その中でも最も順位の高い、32位の女子生徒がこのグループの中心らしい。
「あなた昨日、カフェでユーリ様、アルフレッド様と会ってたわよね」
「……」
「黙ってないでなんとか言えよ」
「CクラスのくせにどうやってAクラスの生徒に取り入ったの?」
「実戦でチームを組むのは私達なんだから」
生徒たちに一斉に言われて、シンはびっくりしてしまった。
「兄弟だから……。会ってたのは兄です」
かろうじてそう言うと、一瞬の沈黙が訪れる。
「兄弟⁉ アルフレッド様の?」
「こんな髪の黒い弟がいるわけないじゃない。あの家は名門なんだから」
「ユーリ様は一人っ子のはずよ」
「たとえ弟だとしてもCクラスなんて恥だわ。髪だって汚い黒色。どちらにも全然似てないし」
「もっとまともな嘘つけよ」
髪が汚いと言われてシンは傷ついた。みんな何も言わなかったけど、そんなふうに見られていたなんて知らなかったのだ。

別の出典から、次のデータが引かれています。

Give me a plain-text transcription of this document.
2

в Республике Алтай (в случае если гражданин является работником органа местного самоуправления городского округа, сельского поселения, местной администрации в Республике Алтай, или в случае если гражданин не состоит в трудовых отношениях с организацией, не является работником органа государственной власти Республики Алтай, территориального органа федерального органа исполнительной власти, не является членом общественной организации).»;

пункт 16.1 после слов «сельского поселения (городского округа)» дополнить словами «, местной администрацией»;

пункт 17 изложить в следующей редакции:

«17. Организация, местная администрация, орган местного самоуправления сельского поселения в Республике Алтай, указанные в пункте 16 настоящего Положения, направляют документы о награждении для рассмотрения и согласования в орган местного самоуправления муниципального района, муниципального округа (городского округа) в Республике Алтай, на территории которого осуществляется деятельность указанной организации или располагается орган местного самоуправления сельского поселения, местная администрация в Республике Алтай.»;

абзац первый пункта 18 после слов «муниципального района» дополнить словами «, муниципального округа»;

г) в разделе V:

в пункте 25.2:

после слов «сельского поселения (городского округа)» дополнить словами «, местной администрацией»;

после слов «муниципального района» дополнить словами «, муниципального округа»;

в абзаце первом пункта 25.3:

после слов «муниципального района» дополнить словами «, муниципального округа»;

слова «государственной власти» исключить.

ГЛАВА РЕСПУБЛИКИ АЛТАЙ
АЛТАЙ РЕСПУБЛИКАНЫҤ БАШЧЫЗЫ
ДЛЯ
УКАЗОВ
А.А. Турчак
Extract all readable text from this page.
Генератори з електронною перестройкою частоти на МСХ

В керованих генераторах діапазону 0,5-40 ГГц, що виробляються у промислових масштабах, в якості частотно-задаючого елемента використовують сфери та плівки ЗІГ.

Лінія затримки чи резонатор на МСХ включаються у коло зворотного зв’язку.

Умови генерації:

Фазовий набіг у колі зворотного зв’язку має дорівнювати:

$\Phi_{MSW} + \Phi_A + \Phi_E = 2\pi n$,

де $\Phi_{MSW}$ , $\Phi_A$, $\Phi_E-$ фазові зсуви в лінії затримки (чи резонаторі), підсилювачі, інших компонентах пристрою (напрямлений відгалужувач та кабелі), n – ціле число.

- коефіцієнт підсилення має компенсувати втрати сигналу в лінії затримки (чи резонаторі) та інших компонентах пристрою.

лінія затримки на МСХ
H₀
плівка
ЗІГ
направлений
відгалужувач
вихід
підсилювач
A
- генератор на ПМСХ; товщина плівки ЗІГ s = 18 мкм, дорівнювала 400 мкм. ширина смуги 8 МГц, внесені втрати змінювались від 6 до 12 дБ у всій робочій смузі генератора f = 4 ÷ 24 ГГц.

「あんたは知らないかもしれないけど、才能のない魔法使いが上のクラスの騎士に取り入るなんてルール違反なの。目障りだから二度と会わないで」
そこで大人しく頷けば良かったのだが、シンにはそれがどうしても出来なかった。
「……嫌です。兄さんなのは本当だ。会いたいのを今だって我慢してるのに」
シンの言葉にムッとしたのか、後ろにいた男が突然シンの髪の毛を掴んで引く。
「順位が低いくせに口ごたえするな!」
「痛っ!」
「ちょっと、本当に触ったの?そんな汚い髪」
地面に倒れたシンを見て笑い声が起こり、さらにシンの持っていた鞄が奪われる。
「返して!」
取り返そうとしたシンの背中を誰かが蹴りつけた。
「ふぅん。Cクラスにしてはページ数が多いのね。生意気」
32番の生徒が手にしたのはシンの赤い魔法書だ。ペラペラとページを開くと、おもむろにビリビリと破り始めた。
「やめて! やめてください!」
シンは真っ青になった。ページがなければたくさんの呪文を覚えられない。
だが、他の候補達に押さえつけられ、破られていくページを見ている事しか出来なかった。
「あんたに相応しい量になったんじゃない?」
女子生徒は笑いながら言って、数ページになった魔法書をシンの前で振ってみせると、それを破れたページごと中庭にあった池に投げ捨てた。ひらひらと水面に落ちるページ達。沈む事は無かったが、兄が褒めてくれた魔法書は泥水に浸かってしまった。
笑い声が響く中、呆然とシンがその光景を見ていると、候補生達が急に慌てて後退りをはじめた。
「おい、ちょっと!」
「なんでここに来るのよ」
「行きましょ」
シンは魔法使い達がいなくなった事も気づかず、ただ池に浮かぶ破れた魔法書とページを眺めていると、そばに何かの気配を感じた。ザラリとした感触を腕に感じて顔を向けると、黒と白の獏がシンの腕を舐めていた。